Week 6 (November 13 - 19)

The last couple of weeks we have been learning to import, tidy, manipulate, and visualize our data. For the most part this was applied to pretty standard data. Unfortunately, many times our data are not standard and contains very messy character strings that we need to clean up or extract patterns from or we have date-time stamp data that we need to manipulate. We’ve also seen how factors can determine how our data are organized and portrayed. This week we are going to put more focus on working with these concerns. Specifically, we are going to concentrate on the following:

  1. Working with strings and regular expressions
  2. Handling factors
  3. Managing date-time data

Tutorials & Resources

Please work through the following tutorials prior to Saturday’s class. The skills and functions introduced in these tutorials will be necessary to complete your assignment, which is due at the beginning of Saturday’s class, and will also be used in Saturday’s in-class small group work.

Strings & regex: To understand the fundamentals of working with strings and regex data read and work through Chapter 14: Strings. If your final project is going to require you to work with lots of messy character string data you can get more practice by working through the Dealing with Characters tutorial and Dealing with Regular Expressions tutorials.

Factors: Historically, factors were much easier to work with than characters. As a result, many of the functions in base R automatically convert characters to factors. This means that factors often crop up in places where they’re not actually helpful and you need to understand how to manipulate and work with them. Read and work through Chapter 15: Factors.

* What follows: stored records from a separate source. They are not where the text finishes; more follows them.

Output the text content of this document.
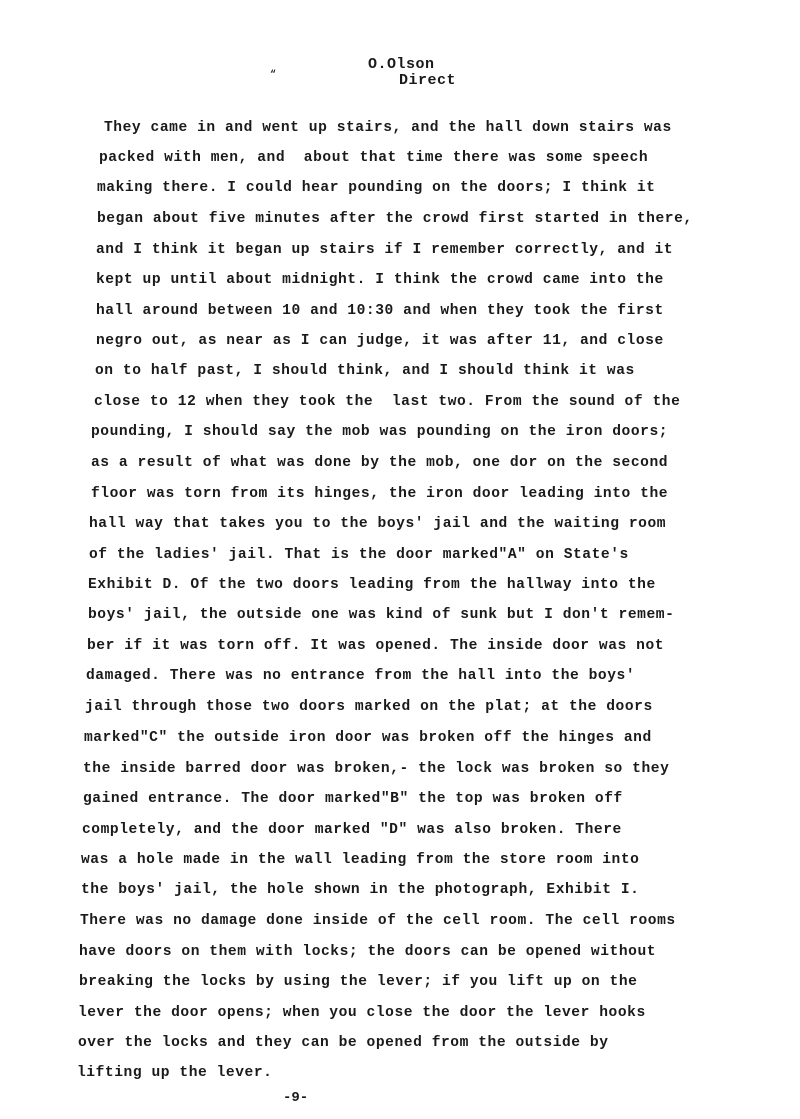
“
O.Olson
Direct
They came in and went up stairs, and the hall down stairs was
packed with men, and  about that time there was some speech
making there. I could hear pounding on the doors; I think it
began about five minutes after the crowd first started in there,
and I think it began up stairs if I remember correctly, and it
kept up until about midnight. I think the crowd came into the
hall around between 10 and 10:30 and when they took the first
negro out, as near as I can judge, it was after 11, and close
on to half past, I should think, and I should think it was
close to 12 when they took the  last two. From the sound of the
pounding, I should say the mob was pounding on the iron doors;
as a result of what was done by the mob, one dor on the second
floor was torn from its hinges, the iron door leading into the
hall way that takes you to the boys' jail and the waiting room
of the ladies' jail. That is the door marked"A" on State's
Exhibit D. Of the two doors leading from the hallway into the
boys' jail, the outside one was kind of sunk but I don't remem-
ber if it was torn off. It was opened. The inside door was not
damaged. There was no entrance from the hall into the boys'
jail through those two doors marked on the plat; at the doors
marked"C" the outside iron door was broken off the hinges and
the inside barred door was broken,- the lock was broken so they
gained entrance. The door marked"B" the top was broken off
completely, and the door marked "D" was also broken. There
was a hole made in the wall leading from the store room into
the boys' jail, the hole shown in the photograph, Exhibit I.
There was no damage done inside of the cell room. The cell rooms
have doors on them with locks; the doors can be opened without
breaking the locks by using the lever; if you lift up on the
lever the door opens; when you close the door the lever hooks
over the locks and they can be opened from the outside by
lifting up the lever.
-9-
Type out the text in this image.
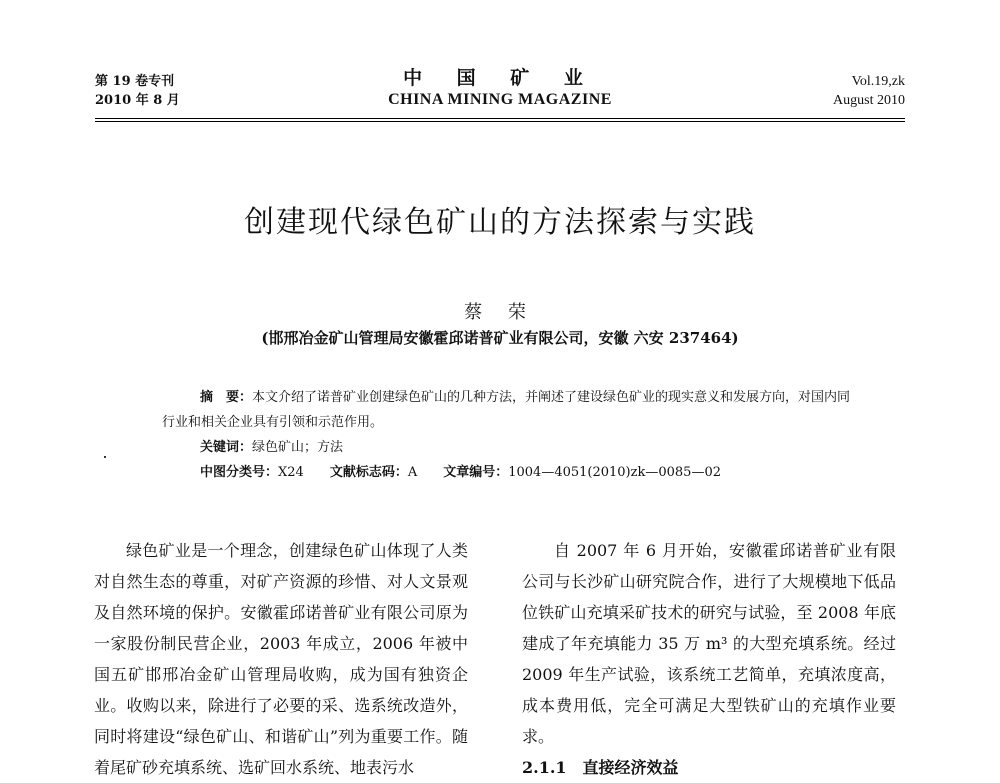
第 19 卷专刊
2010 年 8 月
中 国 矿 业
CHINA MINING MAGAZINE
Vol.19,zk
August 2010
创建现代绿色矿山的方法探索与实践
蔡 荣
(邯邢冶金矿山管理局安徽霍邱诺普矿业有限公司，安徽 六安 237464)
摘　要：本文介绍了诺普矿业创建绿色矿山的几种方法，并阐述了建设绿色矿业的现实意义和发展方向，对国内同行业和相关企业具有引领和示范作用。
关键词：绿色矿山；方法
中图分类号：X24 文献标志码：A 文章编号：1004—4051(2010)zk—0085—02

绿色矿业是一个理念，创建绿色矿山体现了人类对自然生态的尊重，对矿产资源的珍惜、对人文景观及自然环境的保护。安徽霍邱诺普矿业有限公司原为一家股份制民营企业，2003 年成立，2006 年被中国五矿邯邢冶金矿山管理局收购，成为国有独资企业。收购以来，除进行了必要的采、选系统改造外，同时将建设“绿色矿山、和谐矿山”列为重要工作。随着尾矿砂充填系统、选矿回水系统、地表污水

自 2007 年 6 月开始，安徽霍邱诺普矿业有限公司与长沙矿山研究院合作，进行了大规模地下低品位铁矿山充填采矿技术的研究与试验，至 2008 年底建成了年充填能力 35 万 m³ 的大型充填系统。经过 2009 年生产试验，该系统工艺简单，充填浓度高，成本费用低，完全可满足大型铁矿山的充填作业要求。

2.1.1 直接经济效益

Dates: Real world data are often associated with dates and time; however, dealing with dates accurately can appear to be a complicated task due to the variety in formats and accounting for time-zone differences and leap years. Read and work through Chapter 16: Dates and times to learn how to manage date-time data.

Homework

Your homework this week is to provide a proposal for your final project. Create an HTML R markdown document titled “Project Proposal” and be sure to include your name in the YAML. In this proposal I would like you to provide the following information:

1. Data Description: Provide a thorough description of your data set. This goes back to week 3’s discussion about the data code book. You need to explain what the original purpose of the data set is, what the variables are measuring, the data type and values that each variable is coded as (including how missing values are coded), and the range of values for each variable. Be sure to hyperlink to the actual code book and source data. Also, when describing your variables, please summarize this information as concisely as possible. For example, if one of your variables is Year, summarize this variable by telling me that the Year variable is recorded as integer values that range from 1950-2016 and are measured annually. Do not just use unique(data$year) to spit out the 50 unique year values in the data. You want to write this in a report style but show your code.

2. Import Your Data: Import your data set directly from the online source. This means you cannot download the data onto your computer and then import it into R. I want to be able to run the exact same line of code that you write and be able to import your data set. Store your data as a tibble and provide a preview of what the raw data looks like.

3. Data Cleaning: You can start to clean your data to get in a tidy format as described in week 5; however, I do not expect you to have your data completely cleaned. If you do not clean your data, provide a discussion of what is required to get your data into a clean and tidy format and how you plan to accomplish this task.

4. Planned Analysis: In this section I do not expect you to perform any coding or analysis yet. However, I want you to propose 3-4 different ways you plan to analyse your data and the unique insights you hope to garner from this analysis.

Knit this R Markdown document to an HTML file, publish it on RPubs, and send me the URL for your published report prior to class (either by email or through Slack messenger).